For many languages, there are standards of literature that help ease the intrepid polyglot into the new dialect. When I studied French in college, the standard was ‘Les Jeux Sont Faits,’ Sartre’s staple of existentialist French Literature. It accomplished the task of being easy to read and understand while simultaneously growing my French vocabulary. While more recently studying Icelandic, however, I ran into some difficulty finding a book to read that would similarly augment my vocabulary, while not being too difficult to understand. That was until I found ‘Árstíðir’ by Karítas Hrundar Pálsdóttir.
Karítas is a scholar of languages. She studied languages extensively in secondary school, and earned a Bachelor’s degree in Icelandic from the University of Iceland, where she also minored in Japanese. In June last year, she achieved her Master’s in creative writing. ‘Árstíðir’ was based on her Master’s project, but the idea came to her long before she began her graduate studies.
Making it happen
“I got the idea when I was studying Japanese for one year in Tokyo as part of my Bachelor’s degree,” she says. Easy reading material had been a cornerstone in her quest to learn new languages, and she wanted to bring more variety to people learning Icelandic as a second language.
After what seemed like an eternity spent researching and consulting other scholars, ‘Árstíðir’ was finally ready. The book is entirely in Icelandic, so anyone in the world can pick it up and learn from it. Everything about the book, from the friendly yellow binding to the basic language on every page, seems to urge the reader to explore for themselves.
That is exactly what I did when I picked it up. The text is split up into more than one hundred pieces of flash fiction that illustrate a moment in time. The stories are also categorised by seasons, which is what “árstíðir” means.
Perfect for teaching and learning Icelandic
While navigating the book, I noticed that each story has a number of symbols printed above their respective titles. Instinctively turning to the back of the book for an explanation, I discovered that the symbols represent the level of difficulty of each story. One symbol is the easiest, while five is the hardest.

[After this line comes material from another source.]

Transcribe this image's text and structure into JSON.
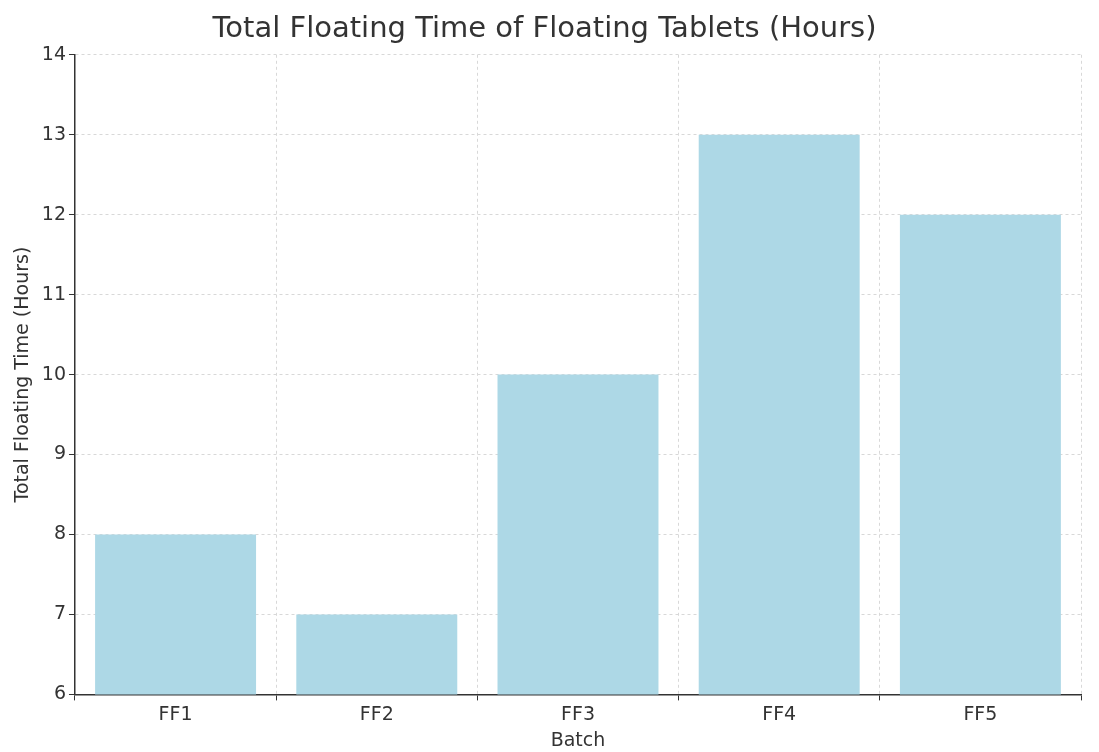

While ‘Árstíðir’ is designed to facilitate learning Icelandic, it doesn’t baby the reader. Some stories are simply more difficult than others, and they are often in close proximity with another story that was easy to read. Karítas explains that that was intentional. “You should be able to read whatever you like. If something more difficult than your ability level interests you, then you’re gonna try harder, right?”
But ‘Árstíðir’ is also literature
In the future, Karítas hopes to make a workbook to accompany ‘Árstíðir’. As she was writing the stories, she had always hoped that they could be used as teaching materials. “But I really wanted to have this book just as literature,” she says. “So my hope is that I’ll have time to write a separate book on how to use the book in learning settings.”
It is Karítas’ hope that ‘Árstíðir’ will not only be used in a direct learning and teaching environment, but also that people will enjoy reading it. “Part of the learning process of any language is to try to enjoy the language and also just read for pleasure and enjoy it,” she says.
Indeed, there is a lot to enjoy about the book. Many of the stories showcase diversity. There are a number of characters of different ages, genders, sexualities, and nationalities. For example, in the Winter section, there is one story that has a main character who is non-binary and prefers to use the gender-neutral pronoun, hán. At the same time, ‘Árstíðir’ gives insight into Icelandic values, traditions, and everyday life, with stories about such traditions as Þorrablót, dancing around the Christmas tree, allowing babies to sleep outside in strollers, and going to ‘réttir’ to see the sheep roundup. There is even a recipe for plokkfiskur, President Guðni Th.’s favourite.
Parting advice: Have fun!
Karítas’ advice to anyone who wants to learn Icelandic is simple: be patient and have fun. “There’s this myth that it’s either easy or difficult to learn a language, that one language is more difficult than others,” she says. “And maybe to some extent, that’s true, but it’s always hard learning a language. You always have to put in the effort, and it always takes a lot of time. So my advice is to be patient and have fun with it. You get a key to the society with the language, whatever language it is.”